In New Zealand, mental injury arising from sexual violation is a coverable injury in our ACC scheme. The Court of Appeal in the decision of KSB v ACC has clarified the definition of sexual violation; confirming that a partners failure to disclose to his girlfriend that he was HIV positive and having unprotected sex with her constitutes sexual violation. Therefore, if diagnosable mental injury arising from such sexual violation occurs, it is coverable.
Salient points of the judgment include:
- A person cannot consent to unprotected sexual intercourse if they are unaware their partner carries an infectious disease capable of being transmitted via sexual intercourse (such as HIV).
- In such a situation, a claimant does not need to be infected with the infectious disease for cover for mental injury to be granted. It is enough that there was a diagnosable mental injury arising from the sexual violation.
- A claimant does not need to prove fault on behalf of the perpetrator of the sexual violation. The claimant does not have to reveal to ACC the name of the partner, the police do not need to be notified, and there does not need to have been a successful criminal prosecution.
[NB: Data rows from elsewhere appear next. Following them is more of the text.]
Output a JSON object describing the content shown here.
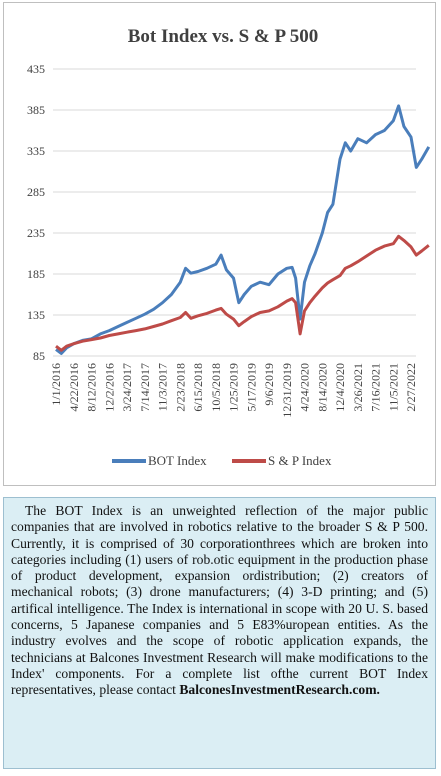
{
  "chart_data": {
    "type": "line",
    "title": "Bot Index vs. S & P 500",
    "xlabel": "",
    "ylabel": "",
    "ylim": [
      85,
      435
    ],
    "yticks": [
      85,
      135,
      185,
      235,
      285,
      335,
      385,
      435
    ],
    "x_tick_labels": [
      "1/1/2016",
      "4/22/2016",
      "8/12/2016",
      "12/2/2016",
      "3/24/2017",
      "7/14/2017",
      "11/3/2017",
      "2/23/2018",
      "6/15/2018",
      "10/5/2018",
      "1/25/2019",
      "5/17/2019",
      "9/6/2019",
      "12/31/2019",
      "4/24/2020",
      "8/14/2020",
      "12/4/2020",
      "3/26/2021",
      "7/16/2021",
      "11/5/2021",
      "2/27/2022"
    ],
    "grid": true,
    "legend_position": "bottom",
    "series": [
      {
        "name": "BOT Index",
        "color": "#4a7ebb",
        "values": [
          [
            0,
            93
          ],
          [
            0.3,
            88
          ],
          [
            0.6,
            95
          ],
          [
            1,
            100
          ],
          [
            1.5,
            104
          ],
          [
            2,
            106
          ],
          [
            2.5,
            112
          ],
          [
            3,
            116
          ],
          [
            3.5,
            121
          ],
          [
            4,
            126
          ],
          [
            4.5,
            131
          ],
          [
            5,
            136
          ],
          [
            5.5,
            142
          ],
          [
            6,
            150
          ],
          [
            6.5,
            160
          ],
          [
            7,
            175
          ],
          [
            7.3,
            192
          ],
          [
            7.6,
            186
          ],
          [
            8,
            188
          ],
          [
            8.5,
            192
          ],
          [
            9,
            197
          ],
          [
            9.3,
            208
          ],
          [
            9.6,
            190
          ],
          [
            10,
            180
          ],
          [
            10.3,
            150
          ],
          [
            10.6,
            160
          ],
          [
            11,
            170
          ],
          [
            11.5,
            175
          ],
          [
            12,
            172
          ],
          [
            12.5,
            185
          ],
          [
            13,
            192
          ],
          [
            13.3,
            193
          ],
          [
            13.5,
            180
          ],
          [
            13.75,
            130
          ],
          [
            14,
            175
          ],
          [
            14.3,
            195
          ],
          [
            14.6,
            210
          ],
          [
            15,
            235
          ],
          [
            15.3,
            260
          ],
          [
            15.6,
            270
          ],
          [
            16,
            325
          ],
          [
            16.3,
            345
          ],
          [
            16.6,
            335
          ],
          [
            17,
            350
          ],
          [
            17.5,
            345
          ],
          [
            18,
            355
          ],
          [
            18.5,
            360
          ],
          [
            19,
            372
          ],
          [
            19.3,
            390
          ],
          [
            19.6,
            365
          ],
          [
            20,
            352
          ],
          [
            20.3,
            315
          ],
          [
            20.6,
            325
          ],
          [
            21,
            340
          ]
        ]
      },
      {
        "name": "S & P Index",
        "color": "#be4b48",
        "values": [
          [
            0,
            97
          ],
          [
            0.3,
            92
          ],
          [
            0.6,
            97
          ],
          [
            1,
            100
          ],
          [
            1.5,
            103
          ],
          [
            2,
            105
          ],
          [
            2.5,
            107
          ],
          [
            3,
            110
          ],
          [
            3.5,
            112
          ],
          [
            4,
            114
          ],
          [
            4.5,
            116
          ],
          [
            5,
            118
          ],
          [
            5.5,
            121
          ],
          [
            6,
            124
          ],
          [
            6.5,
            128
          ],
          [
            7,
            132
          ],
          [
            7.3,
            138
          ],
          [
            7.6,
            131
          ],
          [
            8,
            134
          ],
          [
            8.5,
            137
          ],
          [
            9,
            141
          ],
          [
            9.3,
            143
          ],
          [
            9.6,
            136
          ],
          [
            10,
            130
          ],
          [
            10.3,
            122
          ],
          [
            10.6,
            127
          ],
          [
            11,
            133
          ],
          [
            11.5,
            138
          ],
          [
            12,
            140
          ],
          [
            12.5,
            145
          ],
          [
            13,
            152
          ],
          [
            13.3,
            155
          ],
          [
            13.5,
            150
          ],
          [
            13.75,
            112
          ],
          [
            14,
            140
          ],
          [
            14.3,
            150
          ],
          [
            14.6,
            158
          ],
          [
            15,
            168
          ],
          [
            15.3,
            174
          ],
          [
            15.6,
            178
          ],
          [
            16,
            183
          ],
          [
            16.3,
            192
          ],
          [
            16.6,
            195
          ],
          [
            17,
            200
          ],
          [
            17.5,
            207
          ],
          [
            18,
            214
          ],
          [
            18.5,
            219
          ],
          [
            19,
            222
          ],
          [
            19.3,
            231
          ],
          [
            19.6,
            226
          ],
          [
            20,
            218
          ],
          [
            20.3,
            208
          ],
          [
            20.6,
            213
          ],
          [
            21,
            220
          ]
        ]
      }
    ]
  },
  "description": {
    "text": "The BOT Index is an unweighted reflection of the major public companies that are involved in robotics relative to the broader S & P 500. Currently, it is comprised of 30 corporationthrees which are broken into categories including (1) users of rob.otic equipment in the production phase of product development, expansion ordistribution; (2) creators of mechanical robots; (3) drone manufacturers; (4) 3-D printing; and (5) artifical intelligence. The Index is international in scope with 20 U. S. based concerns, 5 Japanese companies and 5 E83%uropean entities. As the industry evolves and the scope of robotic application expands, the technicians at Balcones Investment Research will make modifications to the Index' components. For a complete list ofthe current BOT Index representatives, please contact",
    "link": "BalconesInvestmentResearch.com."
  }
}
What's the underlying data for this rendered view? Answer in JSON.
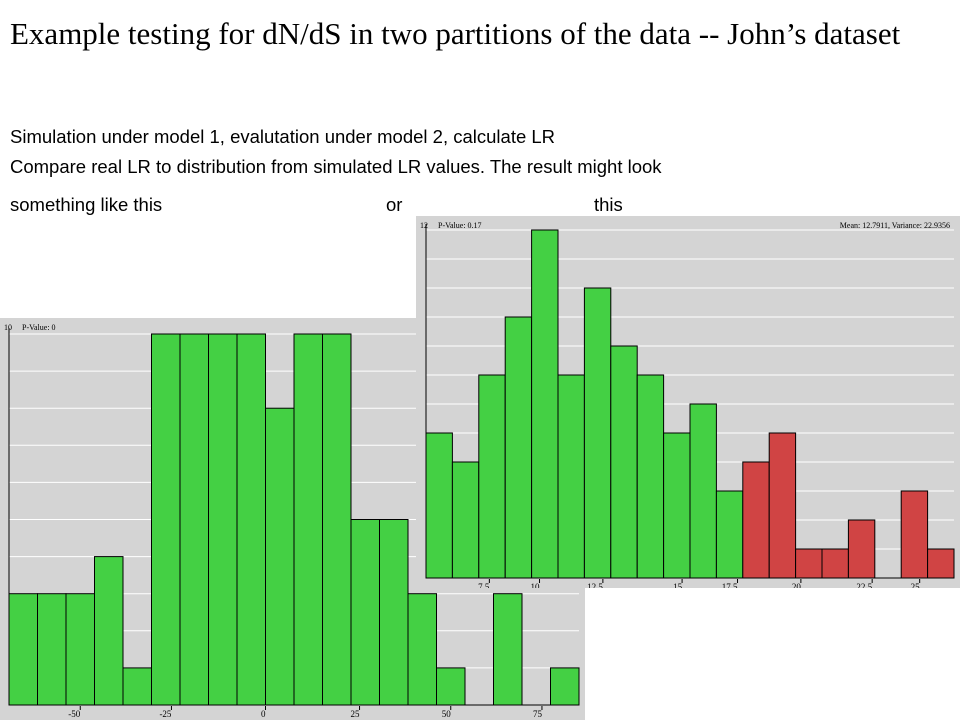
{
  "slide": {
    "title": "Example testing for dN/dS in two partitions of the data -- John’s dataset",
    "line1": "Simulation under model 1, evalutation under model 2, calculate LR",
    "line2": "Compare real LR to distribution from simulated LR values.  The result might look",
    "line3_a": "something like this",
    "line3_b": "or",
    "line3_c": "this"
  },
  "colors": {
    "panel_bg": "#d4d4d4",
    "bar_green": "#44d044",
    "bar_red": "#d04444",
    "grid": "#ffffff",
    "outline": "#000000"
  },
  "chart_data": [
    {
      "type": "bar",
      "ymax_label": "10",
      "pvalue_text": "P-Value: 0",
      "stats_text": "",
      "ylim": [
        0,
        10
      ],
      "grid": true,
      "values": [
        3,
        3,
        3,
        4,
        1,
        10,
        10,
        10,
        10,
        8,
        10,
        10,
        5,
        5,
        3,
        1,
        0,
        3,
        0,
        1
      ],
      "highlight": [],
      "xticks": [
        {
          "label": "-50",
          "bin": 2.5
        },
        {
          "label": "-25",
          "bin": 5.7
        },
        {
          "label": "0",
          "bin": 9
        },
        {
          "label": "25",
          "bin": 12.3
        },
        {
          "label": "50",
          "bin": 15.5
        },
        {
          "label": "75",
          "bin": 18.7
        }
      ]
    },
    {
      "type": "bar",
      "ymax_label": "12",
      "pvalue_text": "P-Value: 0.17",
      "stats_text": "Mean: 12.7911, Variance: 22.9356",
      "ylim": [
        0,
        12
      ],
      "grid": true,
      "values": [
        5,
        4,
        7,
        9,
        12,
        7,
        10,
        8,
        7,
        5,
        6,
        3,
        4,
        5,
        1,
        1,
        2,
        0,
        3,
        1
      ],
      "highlight": [
        12,
        13,
        14,
        15,
        16,
        17,
        18,
        19
      ],
      "xticks": [
        {
          "label": "7.5",
          "bin": 2.4
        },
        {
          "label": "10",
          "bin": 4.3
        },
        {
          "label": "12.5",
          "bin": 6.7
        },
        {
          "label": "15",
          "bin": 9.7
        },
        {
          "label": "17.5",
          "bin": 11.8
        },
        {
          "label": "20",
          "bin": 14.2
        },
        {
          "label": "22.5",
          "bin": 16.9
        },
        {
          "label": "25",
          "bin": 18.7
        }
      ]
    }
  ]
}
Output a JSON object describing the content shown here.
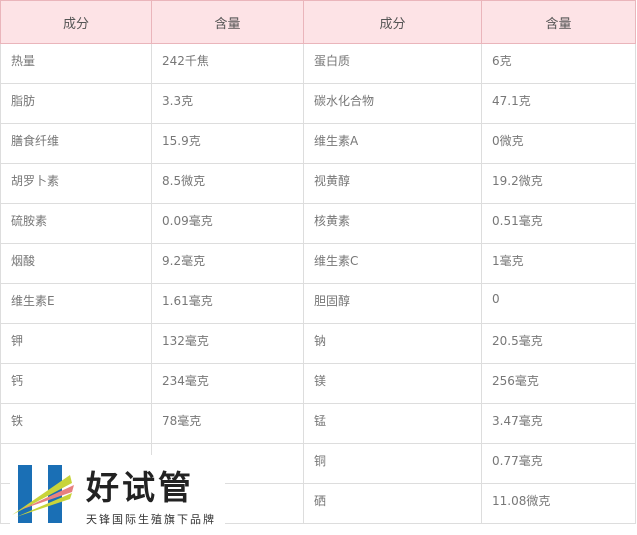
{
  "headers": [
    "成分",
    "含量",
    "成分",
    "含量"
  ],
  "rows": [
    [
      "热量",
      "242千焦",
      "蛋白质",
      "6克"
    ],
    [
      "脂肪",
      "3.3克",
      "碳水化合物",
      "47.1克"
    ],
    [
      "膳食纤维",
      "15.9克",
      "维生素A",
      "0微克"
    ],
    [
      "胡罗卜素",
      "8.5微克",
      "视黄醇",
      "19.2微克"
    ],
    [
      "硫胺素",
      "0.09毫克",
      "核黄素",
      "0.51毫克"
    ],
    [
      "烟酸",
      "9.2毫克",
      "维生素C",
      "1毫克"
    ],
    [
      "维生素E",
      "1.61毫克",
      "胆固醇",
      "0"
    ],
    [
      "钾",
      "132毫克",
      "钠",
      "20.5毫克"
    ],
    [
      "钙",
      "234毫克",
      "镁",
      "256毫克"
    ],
    [
      "铁",
      "78毫克",
      "锰",
      "3.47毫克"
    ],
    [
      "",
      "",
      "铜",
      "0.77毫克"
    ],
    [
      "",
      "",
      "硒",
      "11.08微克"
    ]
  ],
  "logo": {
    "title": "好试管",
    "subtitle": "天锋国际生殖旗下品牌",
    "colors": {
      "blue": "#1a6fb5",
      "yellow": "#c8d43a",
      "pink": "#e88080"
    }
  }
}
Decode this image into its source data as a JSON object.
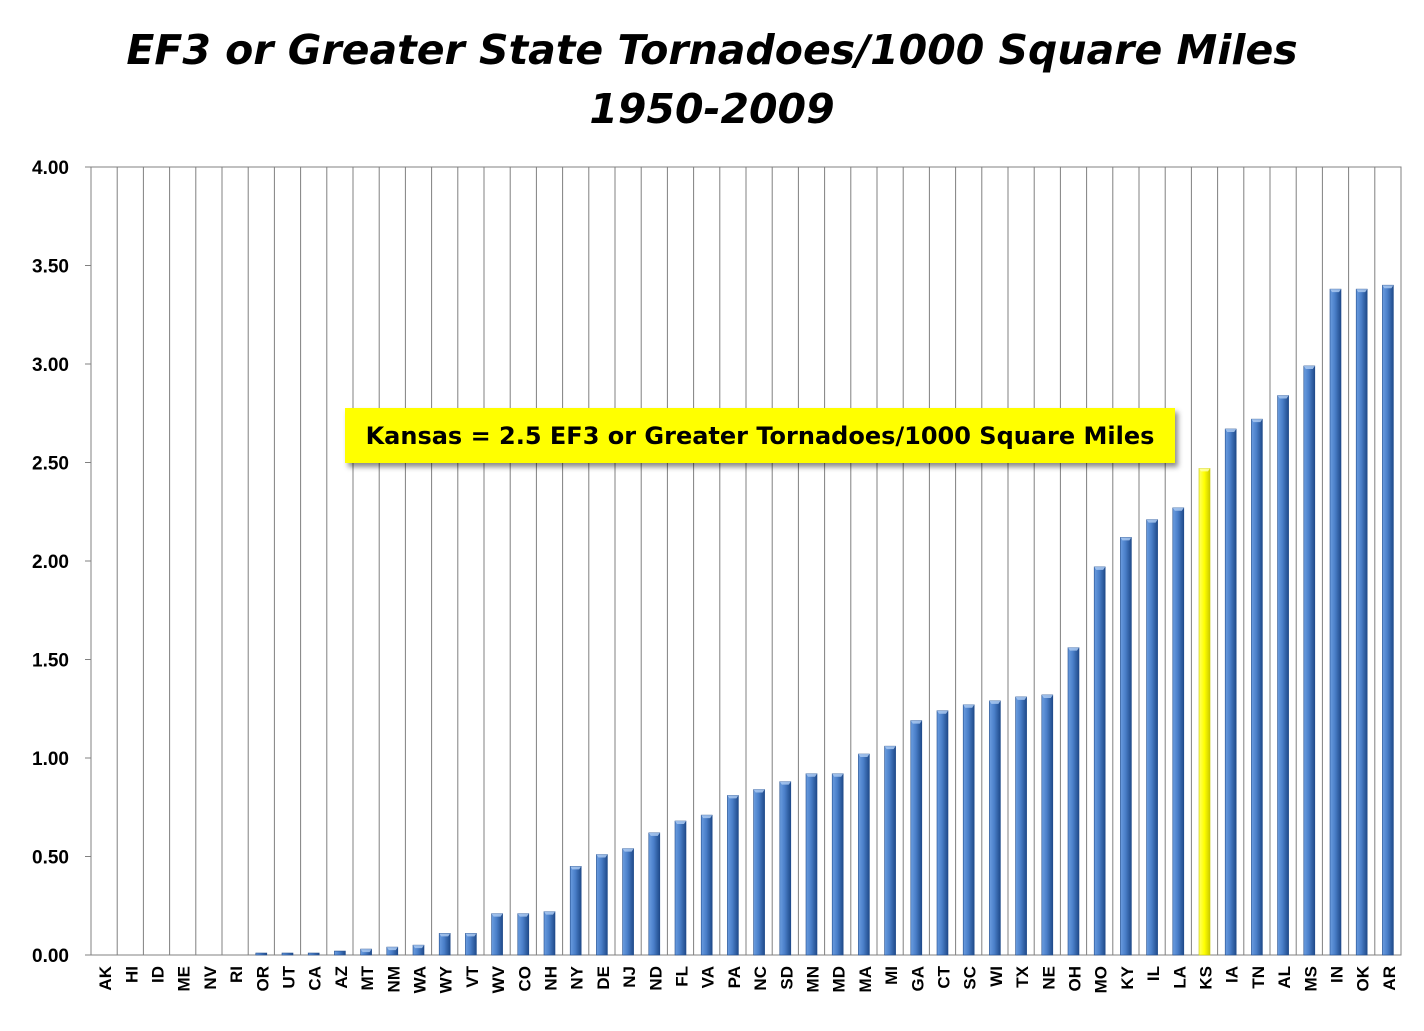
{
  "chart_data": {
    "type": "bar",
    "title": "EF3 or Greater State Tornadoes/1000 Square Miles",
    "subtitle": "1950-2009",
    "ylim": [
      0,
      4
    ],
    "yticks": [
      "0.00",
      "0.50",
      "1.00",
      "1.50",
      "2.00",
      "2.50",
      "3.00",
      "3.50",
      "4.00"
    ],
    "grid": true,
    "categories": [
      "AK",
      "HI",
      "ID",
      "ME",
      "NV",
      "RI",
      "OR",
      "UT",
      "CA",
      "AZ",
      "MT",
      "NM",
      "WA",
      "WY",
      "VT",
      "WV",
      "CO",
      "NH",
      "NY",
      "DE",
      "NJ",
      "ND",
      "FL",
      "VA",
      "PA",
      "NC",
      "SD",
      "MN",
      "MD",
      "MA",
      "MI",
      "GA",
      "CT",
      "SC",
      "WI",
      "TX",
      "NE",
      "OH",
      "MO",
      "KY",
      "IL",
      "LA",
      "KS",
      "IA",
      "TN",
      "AL",
      "MS",
      "IN",
      "OK",
      "AR"
    ],
    "values": [
      0,
      0,
      0,
      0,
      0,
      0,
      0.01,
      0.01,
      0.01,
      0.02,
      0.03,
      0.04,
      0.05,
      0.11,
      0.11,
      0.21,
      0.21,
      0.22,
      0.45,
      0.51,
      0.54,
      0.62,
      0.68,
      0.71,
      0.81,
      0.84,
      0.88,
      0.92,
      0.92,
      1.02,
      1.06,
      1.19,
      1.24,
      1.27,
      1.29,
      1.31,
      1.32,
      1.56,
      1.97,
      2.12,
      2.21,
      2.27,
      2.47,
      2.67,
      2.72,
      2.84,
      2.99,
      3.38,
      3.38,
      3.4
    ],
    "highlight": "KS",
    "colors": {
      "bar": "#4a7fc9",
      "bar_dark": "#1f4a8a",
      "highlight": "#ffff00",
      "highlight_dark": "#c9c900",
      "grid": "#808080"
    },
    "annotation": "Kansas = 2.5 EF3 or Greater Tornadoes/1000 Square Miles"
  }
}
- The claimant does not need to prove whether the perpetrator of the sexual violation knew the claimant had not given consent.
This case serves as a reminder of the purpose of New Zealand’s accident compensation scheme; the ACC is there to help those suffering from trauma arising from sexual violation; both physical and mental consequences. This case is not a revelation, but the Courts upholding the underlying principles of the scheme.